Soft $Q(\lambda)$: A multi-step off-policy method for entropy regularised reinforcement learning using eligibility traces

arXiv cs.LG / 4/16/2026

💬 OpinionIdeas & Deep AnalysisModels & Research

Key Points

  • The paper proposes a formal $n$-step extension of soft Q-learning for entropy-regularised reinforcement learning beyond prior limitations.
  • It introduces a new Soft Tree Backup operator to enable a fully off-policy multi-step setting without relying on on-policy Boltzmann sampling.
  • The authors combine these ideas into “Soft $Q(\lambda)$,” an online, off-policy eligibility-trace framework designed for efficient credit assignment under arbitrary behaviour policies.
  • The work presents derivations for a model-free approach to learning entropy-regularised value functions that can support future empirical experimentation.

Abstract

Soft Q-learning has emerged as a versatile model-free method for entropy-regularised reinforcement learning, optimising for returns augmented with a penalty on the divergence from a reference policy.
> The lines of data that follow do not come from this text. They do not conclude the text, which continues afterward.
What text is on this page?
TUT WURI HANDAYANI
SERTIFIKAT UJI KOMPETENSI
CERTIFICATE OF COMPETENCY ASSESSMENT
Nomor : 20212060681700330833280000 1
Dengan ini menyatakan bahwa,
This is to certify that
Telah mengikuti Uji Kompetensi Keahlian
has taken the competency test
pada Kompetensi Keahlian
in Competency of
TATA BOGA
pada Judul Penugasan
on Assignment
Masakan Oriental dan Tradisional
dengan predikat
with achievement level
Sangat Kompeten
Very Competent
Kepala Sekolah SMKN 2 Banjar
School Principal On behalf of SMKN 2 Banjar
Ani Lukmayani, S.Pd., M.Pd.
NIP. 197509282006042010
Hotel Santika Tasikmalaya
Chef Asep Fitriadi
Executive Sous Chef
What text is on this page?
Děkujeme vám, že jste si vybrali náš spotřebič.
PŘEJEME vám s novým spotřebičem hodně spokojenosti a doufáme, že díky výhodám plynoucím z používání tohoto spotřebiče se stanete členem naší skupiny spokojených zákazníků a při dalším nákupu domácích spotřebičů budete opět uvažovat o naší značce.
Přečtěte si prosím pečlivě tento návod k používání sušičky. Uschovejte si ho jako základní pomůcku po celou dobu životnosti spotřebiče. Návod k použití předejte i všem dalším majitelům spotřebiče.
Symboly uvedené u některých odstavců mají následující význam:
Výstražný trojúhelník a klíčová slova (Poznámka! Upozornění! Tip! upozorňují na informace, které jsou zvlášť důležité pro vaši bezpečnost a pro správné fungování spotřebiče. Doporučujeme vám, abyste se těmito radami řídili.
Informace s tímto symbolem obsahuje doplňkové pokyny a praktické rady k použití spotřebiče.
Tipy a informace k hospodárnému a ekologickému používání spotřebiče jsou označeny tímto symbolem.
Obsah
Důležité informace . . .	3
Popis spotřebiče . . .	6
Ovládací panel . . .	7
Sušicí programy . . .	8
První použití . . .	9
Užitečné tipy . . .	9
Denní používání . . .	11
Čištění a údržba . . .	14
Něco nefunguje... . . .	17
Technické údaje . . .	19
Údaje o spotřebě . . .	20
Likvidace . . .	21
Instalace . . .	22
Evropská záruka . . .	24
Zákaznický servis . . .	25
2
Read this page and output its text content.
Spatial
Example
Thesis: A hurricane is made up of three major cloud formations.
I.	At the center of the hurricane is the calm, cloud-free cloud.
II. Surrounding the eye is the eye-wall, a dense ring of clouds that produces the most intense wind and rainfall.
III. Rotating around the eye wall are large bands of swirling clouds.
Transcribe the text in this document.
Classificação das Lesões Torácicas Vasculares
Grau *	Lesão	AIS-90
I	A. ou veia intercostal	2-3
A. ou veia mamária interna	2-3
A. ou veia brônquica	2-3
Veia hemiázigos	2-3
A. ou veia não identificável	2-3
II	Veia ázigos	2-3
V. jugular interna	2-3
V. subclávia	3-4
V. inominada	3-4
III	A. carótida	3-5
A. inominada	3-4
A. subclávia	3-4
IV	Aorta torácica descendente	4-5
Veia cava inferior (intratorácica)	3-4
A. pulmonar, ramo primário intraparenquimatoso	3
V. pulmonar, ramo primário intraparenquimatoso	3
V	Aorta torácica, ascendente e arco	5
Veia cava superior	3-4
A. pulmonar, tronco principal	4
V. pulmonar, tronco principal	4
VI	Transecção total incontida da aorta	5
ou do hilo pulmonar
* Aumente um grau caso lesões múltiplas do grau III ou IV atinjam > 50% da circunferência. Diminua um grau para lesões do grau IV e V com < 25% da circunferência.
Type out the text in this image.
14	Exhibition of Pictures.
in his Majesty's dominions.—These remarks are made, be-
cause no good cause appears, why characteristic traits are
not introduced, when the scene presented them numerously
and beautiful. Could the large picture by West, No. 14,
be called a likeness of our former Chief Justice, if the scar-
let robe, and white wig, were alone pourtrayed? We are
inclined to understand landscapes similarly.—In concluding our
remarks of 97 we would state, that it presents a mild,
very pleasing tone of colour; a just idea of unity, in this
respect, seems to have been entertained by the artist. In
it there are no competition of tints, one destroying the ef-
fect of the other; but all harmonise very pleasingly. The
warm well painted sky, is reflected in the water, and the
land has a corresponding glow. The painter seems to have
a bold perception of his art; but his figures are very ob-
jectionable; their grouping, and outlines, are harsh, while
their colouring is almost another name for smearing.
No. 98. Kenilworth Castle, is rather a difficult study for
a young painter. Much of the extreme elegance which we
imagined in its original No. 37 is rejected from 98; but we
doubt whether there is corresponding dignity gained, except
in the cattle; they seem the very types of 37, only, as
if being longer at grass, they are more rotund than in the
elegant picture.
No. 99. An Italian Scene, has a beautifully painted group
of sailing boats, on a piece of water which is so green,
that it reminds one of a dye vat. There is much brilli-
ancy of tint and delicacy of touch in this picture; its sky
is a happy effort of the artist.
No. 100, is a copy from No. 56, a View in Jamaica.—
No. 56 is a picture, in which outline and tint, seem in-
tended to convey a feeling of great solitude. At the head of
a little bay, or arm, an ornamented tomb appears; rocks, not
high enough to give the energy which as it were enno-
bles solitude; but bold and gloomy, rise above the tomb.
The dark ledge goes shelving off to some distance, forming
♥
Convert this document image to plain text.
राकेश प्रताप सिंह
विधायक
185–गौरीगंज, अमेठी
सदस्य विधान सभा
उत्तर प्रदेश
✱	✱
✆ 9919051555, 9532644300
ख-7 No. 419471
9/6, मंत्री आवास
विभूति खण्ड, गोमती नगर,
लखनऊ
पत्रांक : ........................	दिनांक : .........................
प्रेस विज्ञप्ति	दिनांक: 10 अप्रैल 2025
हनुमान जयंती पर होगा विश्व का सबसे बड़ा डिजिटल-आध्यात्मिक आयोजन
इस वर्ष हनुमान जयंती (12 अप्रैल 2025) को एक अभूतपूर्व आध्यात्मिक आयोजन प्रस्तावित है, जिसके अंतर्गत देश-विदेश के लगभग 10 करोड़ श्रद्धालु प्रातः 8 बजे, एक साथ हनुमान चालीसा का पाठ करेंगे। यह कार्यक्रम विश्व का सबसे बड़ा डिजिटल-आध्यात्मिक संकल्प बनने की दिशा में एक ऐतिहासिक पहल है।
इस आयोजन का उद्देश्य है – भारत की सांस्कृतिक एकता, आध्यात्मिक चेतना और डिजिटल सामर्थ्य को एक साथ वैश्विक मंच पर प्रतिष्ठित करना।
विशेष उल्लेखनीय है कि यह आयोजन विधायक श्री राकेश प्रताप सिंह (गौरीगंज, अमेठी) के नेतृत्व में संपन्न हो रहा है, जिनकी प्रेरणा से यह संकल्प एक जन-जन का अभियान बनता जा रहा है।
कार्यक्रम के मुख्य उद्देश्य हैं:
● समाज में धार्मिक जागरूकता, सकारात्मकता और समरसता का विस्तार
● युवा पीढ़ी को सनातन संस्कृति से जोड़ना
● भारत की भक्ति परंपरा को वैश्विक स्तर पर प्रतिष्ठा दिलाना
Despite its success, the multi-step extensions of soft Q-learning remain relatively unexplored and limited to on-policy action sampling under the Boltzmann policy. In this brief research note, we first present a formal n-step formulation for soft Q-learning and then extend this framework to the fully off-policy case by introducing a novel Soft Tree Backup operator. Finally, we unify these developments into Soft Q(\lambda), an elegant online, off-policy, eligibility trace framework that allows for efficient credit assignment under arbitrary behaviour policies. Our derivations propose a model-free method for learning entropy-regularised value functions that can be utilised in future empirical experiments.